Он действительно устал, его голая голова вспотела, и Свиридову стало его жалко. Он испугался, что Рома сейчас расслабится, окончательно увянет и останется ночевать, но он плохо знал Гаранина. Гаранин был, во-первых, неглуп, а во-вторых, у него был мощный резерв.
— Короче, я пойду, Серый, — сказал он спокойно и трезво, словно весь предыдущий горячечный бред был придуман и произнесен исключительно для того, чтобы Свиридову легче было воспринять открывшуюся истину. — Я пойду, а ты там как хочешь, расскажи всем или никому не говори, потому что это уже не принципиально. А что с вами будет, я, Серый, понятия не имею. Малинин помер потом, а про вас и про нас ничего не известно. Но если тебя интересует мое мнение, кем лучше быть в настоящий момент — всадником без головы или вот пучочком цветочков, который попался этому всаднику, — то и на этот вопрос, Серый, у меня нет однозначного ответа, будь здоров.
Свиридов чувствовал, что надо еще о чем-то спросить, что сейчас, может быть, Рома выболтает самое главное, — но просить его о содействии в случае чего он стеснялся (Гаранин и так наверняка сделал больше, чем мог), а ситуация была ему ясна и дополнительных расспросов не требовала.

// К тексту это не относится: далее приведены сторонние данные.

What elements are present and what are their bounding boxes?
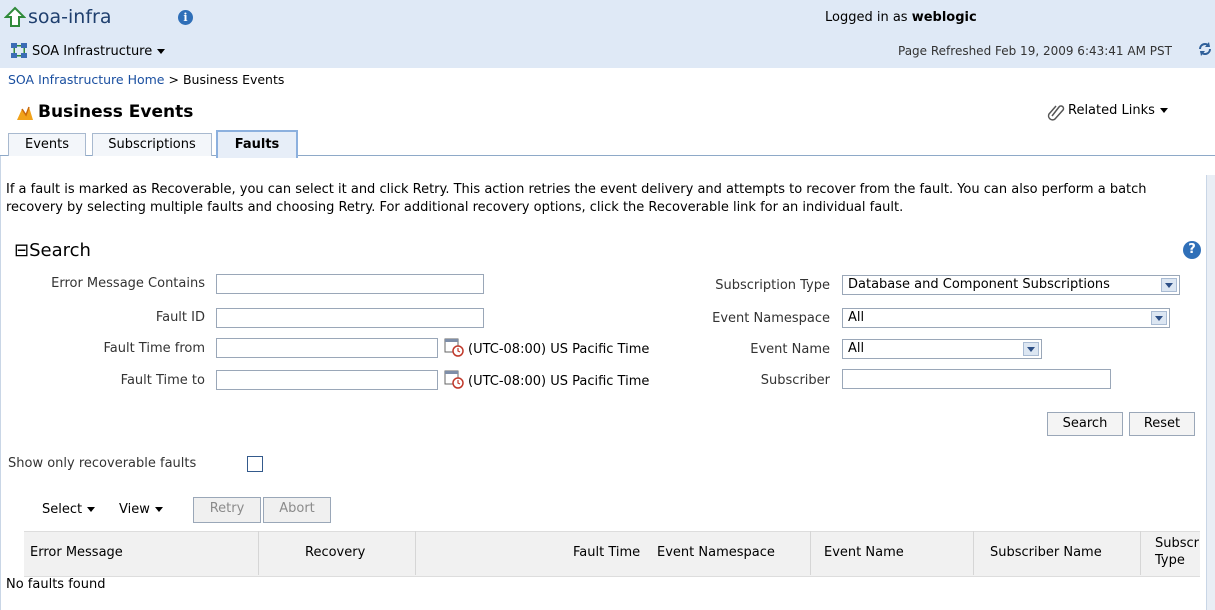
event-name-value: All [848,341,865,356]
event-namespace-select[interactable]: All [842,308,1170,328]
faults-description: If a fault is marked as Recoverable, you… [6,182,1147,215]
fault-time-to-input[interactable] [216,370,438,390]
logged-in-prefix: Logged in as [825,10,908,25]
chevron-down-icon [157,49,166,54]
breadcrumb-home-link[interactable]: SOA Infrastructure Home [8,72,165,87]
event-name-select[interactable]: All [842,339,1042,359]
retry-button[interactable]: Retry [193,497,261,523]
subscriber-input[interactable] [842,369,1111,389]
fault-time-from-label: Fault Time from [103,341,205,356]
column-separator [1140,531,1141,575]
error-message-label: Error Message Contains [51,276,205,291]
column-fault-time[interactable]: Fault Time [573,545,640,560]
column-separator [415,531,416,575]
search-heading: Search [29,240,91,261]
column-subscription-type-line2: Type [1155,553,1185,568]
page-title: Business Events [38,102,194,122]
view-menu-label: View [119,502,150,517]
logged-in-info: Logged in as weblogic [825,10,977,25]
event-namespace-label: Event Namespace [712,311,830,326]
page-refreshed-text: Page Refreshed Feb 19, 2009 6:43:41 AM P… [898,44,1172,58]
breadcrumb: SOA Infrastructure Home > Business Event… [8,72,284,87]
chevron-down-icon [1161,278,1177,292]
event-namespace-value: All [848,310,865,325]
column-subscription-type-line1: Subscr [1155,536,1200,551]
column-event-name[interactable]: Event Name [824,545,904,560]
tab-faults[interactable]: Faults [216,130,298,158]
business-events-icon [17,106,33,120]
fault-id-input[interactable] [216,308,484,328]
event-name-label: Event Name [750,342,830,357]
column-subscription-type[interactable]: Subscr Type [1155,535,1199,569]
chevron-down-icon [1151,311,1167,325]
column-event-namespace[interactable]: Event Namespace [657,545,775,560]
calendar-icon[interactable] [443,336,465,358]
breadcrumb-current: Business Events [182,72,285,87]
timezone-to: (UTC-08:00) US Pacific Time [468,374,650,389]
soa-infrastructure-menu-label: SOA Infrastructure [32,44,153,59]
help-icon[interactable]: ? [1183,241,1201,259]
chevron-down-icon [154,507,163,512]
chevron-down-icon [1023,342,1039,356]
recoverable-filter-label: Show only recoverable faults [8,456,197,471]
chevron-down-icon [87,507,96,512]
tab-events[interactable]: Events [8,133,86,156]
related-links-label: Related Links [1068,103,1155,118]
timezone-from: (UTC-08:00) US Pacific Time [468,342,650,357]
soa-infrastructure-menu[interactable]: SOA Infrastructure [32,44,166,59]
fault-time-to-label: Fault Time to [120,373,205,388]
fault-time-from-input[interactable] [216,338,438,358]
table-empty-message: No faults found [6,577,106,592]
paperclip-icon [1047,105,1065,121]
chevron-down-icon [1159,108,1168,113]
subscriber-label: Subscriber [760,373,830,388]
column-error-message[interactable]: Error Message [30,545,123,560]
column-separator [973,531,974,575]
select-menu-label: Select [42,502,83,517]
reset-button[interactable]: Reset [1129,412,1195,436]
calendar-icon[interactable] [443,368,465,390]
search-section-toggle[interactable]: ⊟Search [14,240,91,261]
search-button[interactable]: Search [1047,412,1123,436]
recoverable-filter-checkbox[interactable] [247,456,263,472]
column-separator [258,531,259,575]
select-menu[interactable]: Select [42,502,96,517]
info-icon[interactable]: i [178,10,193,25]
tab-subscriptions[interactable]: Subscriptions [92,133,212,156]
app-title: soa-infra [28,6,112,28]
subscription-type-value: Database and Component Subscriptions [848,277,1110,292]
soa-infrastructure-icon [11,43,27,58]
related-links-menu[interactable]: Related Links [1068,103,1168,118]
error-message-input[interactable] [216,274,484,294]
up-arrow-icon[interactable] [4,6,26,28]
column-subscriber-name[interactable]: Subscriber Name [990,545,1102,560]
logged-in-user: weblogic [911,10,977,25]
fault-id-label: Fault ID [155,310,205,325]
subscription-type-label: Subscription Type [715,278,830,293]
breadcrumb-separator: > [168,72,179,87]
vertical-scrollbar[interactable] [1206,175,1215,610]
abort-button[interactable]: Abort [263,497,331,523]
column-recovery[interactable]: Recovery [305,545,365,560]
subscription-type-select[interactable]: Database and Component Subscriptions [842,275,1180,295]
refresh-icon[interactable] [1196,40,1214,58]
column-separator [810,531,811,575]
view-menu[interactable]: View [119,502,163,517]
collapse-icon: ⊟ [14,240,30,261]
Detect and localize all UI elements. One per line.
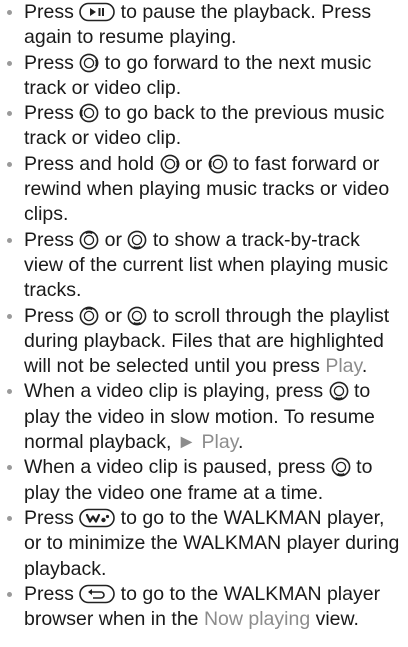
list-item: Press to go back to the previous music t…	[0, 101, 408, 152]
list-item: Press or to scroll through the playlist …	[0, 304, 408, 380]
list-item: Press and hold or to fast forward or rew…	[0, 152, 408, 228]
item-text: Press	[24, 1, 80, 23]
item-text: When a video clip is playing, press	[24, 380, 329, 403]
navigation-key-down-icon	[127, 306, 147, 326]
item-text: Press	[24, 304, 80, 327]
play-highlight: ► Play	[176, 431, 239, 454]
now-playing-highlight: Now playing	[203, 608, 311, 631]
list-item: Press to go to the WALKMAN player, or to…	[0, 506, 408, 582]
list-item: When a video clip is paused, press to pl…	[0, 455, 408, 506]
navigation-key-right-icon	[79, 53, 99, 73]
list-item: Press to go forward to the next music tr…	[0, 51, 408, 102]
list-item: Press or to show a track-by-track view o…	[0, 228, 408, 304]
navigation-key-down-icon	[127, 230, 147, 250]
item-text: Press	[24, 582, 80, 605]
item-text: Press	[24, 102, 80, 125]
item-text: Press	[24, 228, 80, 251]
list-item: When a video clip is playing, press to p…	[0, 379, 408, 455]
item-text: When a video clip is paused, press	[24, 456, 331, 479]
navigation-key-down-icon	[329, 381, 349, 401]
play-highlight: Play	[325, 355, 362, 378]
navigation-key-down-icon	[331, 457, 351, 477]
item-text: or	[99, 228, 128, 251]
item-text: Press	[24, 51, 80, 74]
instruction-list: Press to pause the playback. Press again…	[0, 0, 408, 632]
item-text: .	[361, 355, 368, 378]
item-text: .	[238, 431, 244, 454]
list-item: Press to pause the playback. Press again…	[0, 0, 408, 51]
navigation-key-up-icon	[79, 306, 99, 326]
back-key-icon	[79, 584, 116, 604]
navigation-key-right-icon	[160, 154, 180, 174]
navigation-key-left-icon	[208, 154, 228, 174]
navigation-key-up-icon	[79, 230, 99, 250]
item-text: Press	[24, 506, 80, 529]
item-text: view.	[310, 608, 359, 631]
walkman-key-icon	[79, 508, 116, 528]
item-text: or	[179, 152, 208, 175]
item-text: Press and hold	[24, 152, 160, 175]
navigation-key-left-icon	[79, 103, 99, 123]
item-text: or	[99, 304, 128, 327]
play-pause-key-icon	[79, 2, 116, 22]
list-item: Press to go to the WALKMAN player browse…	[0, 582, 408, 633]
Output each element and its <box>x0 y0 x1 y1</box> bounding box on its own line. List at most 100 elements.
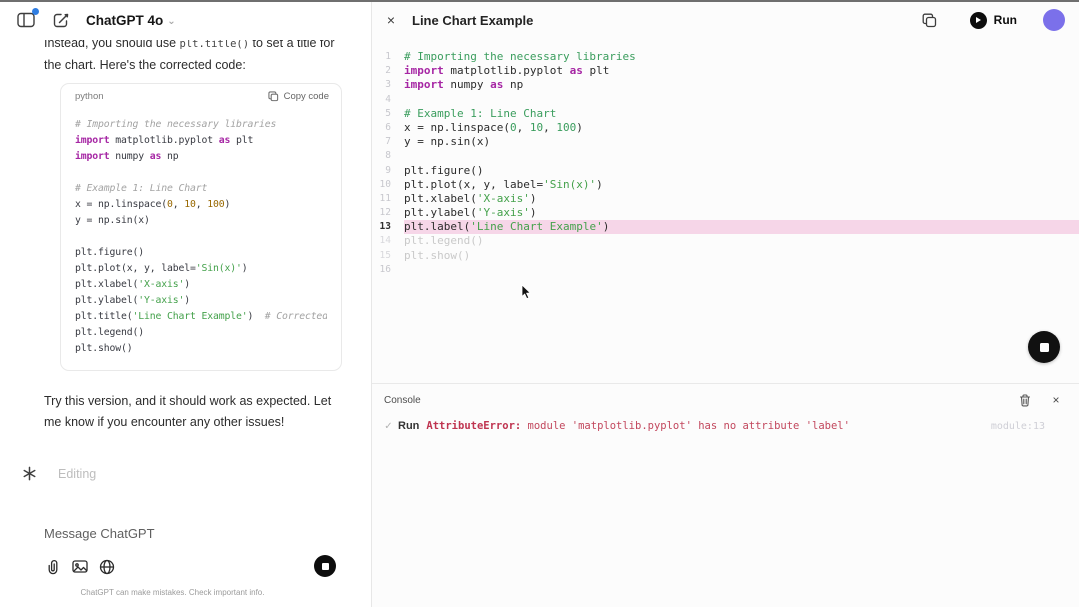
line-code[interactable]: plt.label('Line Chart Example') <box>404 220 1079 234</box>
line-code[interactable]: import numpy as np <box>404 78 1079 92</box>
line-number: 1 <box>372 50 404 64</box>
user-avatar[interactable] <box>1043 9 1065 31</box>
run-button[interactable]: Run <box>970 12 1017 29</box>
code-editor[interactable]: 1# Importing the necessary libraries2imp… <box>372 50 1079 277</box>
status-row: Editing <box>0 466 371 481</box>
chat-code-line: x = np.linspace(0, 10, 100) <box>75 197 327 213</box>
chat-message-area[interactable]: Instead, you should use plt.title() to s… <box>0 40 371 500</box>
disclaimer-text: ChatGPT can make mistakes. Check importa… <box>0 588 345 597</box>
editor-line-14[interactable]: 14plt.legend() <box>372 234 1079 248</box>
chat-code-line: import matplotlib.pyplot as plt <box>75 133 327 149</box>
line-code[interactable]: import matplotlib.pyplot as plt <box>404 64 1079 78</box>
console-error-text: AttributeError: module 'matplotlib.pyplo… <box>426 420 850 432</box>
model-label: ChatGPT 4o <box>86 13 163 28</box>
line-code[interactable]: plt.legend() <box>404 234 1079 248</box>
line-code[interactable]: x = np.linspace(0, 10, 100) <box>404 121 1079 135</box>
editor-line-8[interactable]: 8 <box>372 149 1079 163</box>
console-header: Console × <box>372 384 1079 407</box>
editor-line-6[interactable]: 6x = np.linspace(0, 10, 100) <box>372 121 1079 135</box>
composer: Message ChatGPT <box>0 500 371 607</box>
editor-line-9[interactable]: 9plt.figure() <box>372 164 1079 178</box>
console-run-label: Run <box>398 420 419 432</box>
editor-line-4[interactable]: 4 <box>372 93 1079 107</box>
chatgpt-canvas-app: ChatGPT 4o ⌄ Instead, you should use plt… <box>0 0 1079 607</box>
stop-run-button[interactable] <box>1028 331 1060 363</box>
stop-icon <box>322 563 329 570</box>
image-upload-icon[interactable] <box>71 558 88 575</box>
play-icon <box>970 12 987 29</box>
globe-icon[interactable] <box>98 558 115 575</box>
inline-code: plt.title() <box>180 40 250 50</box>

— Слушай, Ром, — спросил он наконец, когда Гаранин уже вышел в прихожую, — а если вдруг окажется, что это не тот список, а? Что это все-таки по другому признаку? Мало ли, обнаружится вдруг среди наших человек, который не видел твою картину?
— И что? — спросил Рома.
— Как — что? Что тогда-то?
— Серый, — сказал Рома и посмотрел на Свиридова с искренним состраданием, наморщив огромный лоб и выкатив карие глаза. — Как же ты не понял-то ничего, Серый, я же так перед тобой распинался. Я тебе сказал все, что можно, и даже часть того, что нельзя. А ты так и не въехал никуда, Серый. Как по- твоему, почему я тебе все это рассказал, хотя не имел особенного права?
— Чтобы я не наломал дров, наверное, — сказал Свиридов без особой уверенности.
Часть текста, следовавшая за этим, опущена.